Toro y Moi

Boo Boo

by Andrew Dorsett

21 July 2017

Boo Boo is an engaging, immersive album that unfolds itself over repeated listens.
Photo courtesy of Carpark Records 
cover art

Toro y Moi

Boo Boo

(Carpark)
US: 7 Jul 2017
UK: 7 Jul 2017

In an interview with Pigeons & Planes, Chaz Bear said that he wanted Boo Boo to be more than just a “giant sad boy album”. Certainly, though written in the aftermath of a breakup, his fifth full-length studio record as Toro y Moi is more thematically complex than that. While there is plenty of moping and embittered kiss-offs to be found here, Bear also dedicates much of the album to processing artistic self-doubt and coping with the “identity crisis” brought on by his rise to indie prominence over the course of the 2010s.

Citing influences as disparate as Travis Scott, Daft Punk, and Oneohtrix Point Never, Boo Boo is pulled in many different directions. Bear’s style is eclectic by nature, however, and he manages to seamlessly assemble his influences and the thematic content within a frame of synthpop and smooth, often funky R&B. The hybridized touch of pop oracle Dev Hynes comes to mind, too, particularly on ambitious, retro pieces like “W.I.W.W.T.W”. The result is an engaging, immersive album that unfolds itself over repeated listens.

The first half of the record, in particular, has a suite-like feel to it. The spacious, bass-heavy “Mirage” kicks things off with an evocation of dread and anxiety, building over nearly two minutes before Bear’s verses begin. “Now I’m pacing too fast to speak,” he sings, setting a tone of tension that runs like a thread through the songs to come. “Pavement” finds him again adrift in nervousness, faint vocal murmurs punctuating an ominous keyboard clatter that sounds like something from the second half of David Bowie’s Low. More of a mood piece than a pop song, “Pavement” is most satisfying for how it gives way abruptly to the throbbing pulse of “Don’t Try”, where Bear’s doubtful rumination reaches its apex: “Give me no ideas, I just waste them.”

Compelling though these mood-driven numbers may be, Boo Boo‘s best cuts are concentrated in its second half.
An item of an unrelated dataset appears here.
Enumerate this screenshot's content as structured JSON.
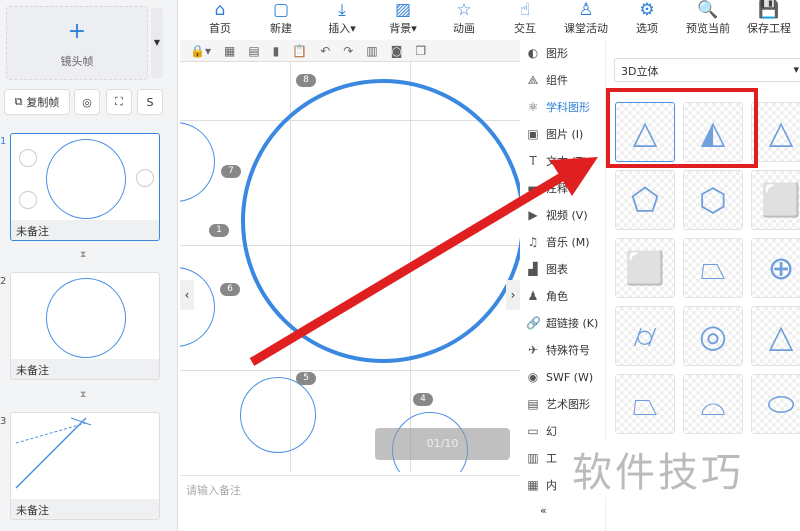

Brimming with nostalgia and heartache, “You and I” is a particularly poignant, sentimental moment, and by far the most gorgeous offering here. Over a gentle, melodic swell of synths and only the faintest hint of percussion in the second verse, Bear mourns the process of changing and falling out of love. “It’s so wild, everybody went and changed overnight,” he marvels, addressing the end of a relationship with both wonder and open-heartedness. If Bear’s lyrics can come across as somewhat caustic and diaristic elsewhere on the album, “You and I” is all the more notable for being so emotionally and artistically pointed.

In a somewhat different manner, “Labyrinth” also outshines most of its peers. Sporting a quirky synth-bass melody and a more playful vocal delivery—singing “You walk across the city with her”, Bear’s voice endearingly jumps into falsetto on the word “city”—the song manages to elevate the form of the brokenhearted kiss-off into something more singular and sublimated.

“You and I” and “Labyrinth” find Boo Boo at its most successful, and their placement toward the end of the album perhaps indicates that they represent a certain emotional closure. Songs like “Windows” and “Girl Like You” are more about the process of getting to that point, and all the bitterness and even pettiness that accrue along the way. Out of all the album’s influences, that of Travis Scott proves the more toxic here, however: on “Windows” and “Inside My Head” in particular, Bear drags otherwise interesting and well-considered arrangements into a mess of pop-rap auto-tune.

If several moments don’t quite do the subject matter justice, there is much on Boo Boo that does. “W.I.W.W.T.W.” concludes the album with a quasi-hidden track, “Be”, featuring a striking, reverb-laden vocal contribution from Company Records’ Madeline Kenney. As a manner of ending, “Be” brings the album’s emotional content into focus while simultaneously broadening it with the mysterious introduction of another perspective. When deploying sharp, emotionally astute moments such as these, Boo Boo is truly gratifying as a further entry in Toro y Moi’s well-established career.